In The Number Ones, I’m reviewing every single #1 single in the history of the Billboard Hot 100, starting with the chart’s beginning, in 1958, and working my way up into the present.
In the early weeks of 1960, romance-induced death was apparently the cool thing in pop music. Before Mark Dinning’s “Teen Angel” hit #1, the two songs that reached the top spot both told stories of death by love’s misadventure. In Marty Robbins’ “El Paso,” the narrator died by gunshot because he couldn’t bear to not see his love again: “My love is stronger than my fear of death.” And in Johnny Preston’s “Running Bear,” both main characters drown in the river that keeps their tribes apart. But as far as pure melodrama goes, neither hit can compete with “Teen Angel,” a song absolutely blatant in its pursuit of tears.
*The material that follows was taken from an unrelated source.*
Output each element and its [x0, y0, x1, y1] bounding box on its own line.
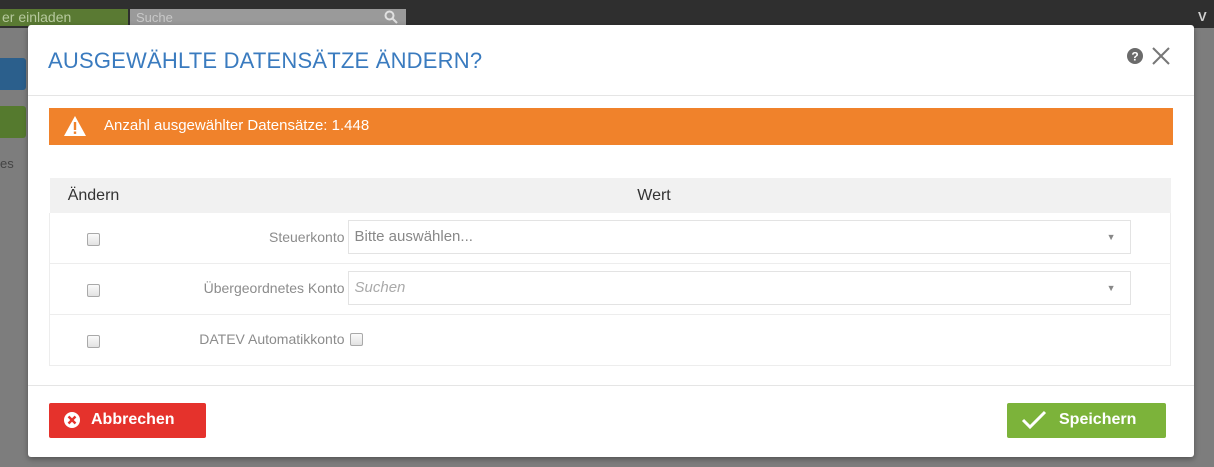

There aren’t a whole lot of words in “Teen Angel.” Songwriter Jeannie Dinning keeps things as spare and economical as possible while laying out a scenario that’s almost absurd in its tragedy: “That fateful night, the car was stalled upon the railroad track / I pulled you out, and we were safe, but you went running back.” And later: “What was it you were looking for that took your life that night? / They said they found my high school ring clutched in your fingers tight.” Bad idea, teen angel.
Jeannie Dinning, who’d been part of the ’40s singing trio the Dinning Sisters, wrote the song for her much-younger brother Mark. Jeannie reportedly played “Teen Angel” for Mark at a family dinner, and he recorded it the same night. But “Teen Angel” doesn’t sound rushed or crude. It’s slow and stately, with a spectral acoustic guitar and eerie harmonies that anticipate the Beach Boys.
When “Teen Angel” hit #1, Mark, at 27, was nowhere near his teenage years. And yet “Teen Angel” works mostly because Mark manages to approximate swooning teenage heartbreak. There’s a tremulous quaver in his voice, a hesitation. It’s like he has to take a minute before admitting that his life has changed forever: “I’ll never kiss [slight pause] your lips again [longer pause], they buried you todaaaaay.” It’s pure theater, and it does what pure theater is supposed to do. It gets you.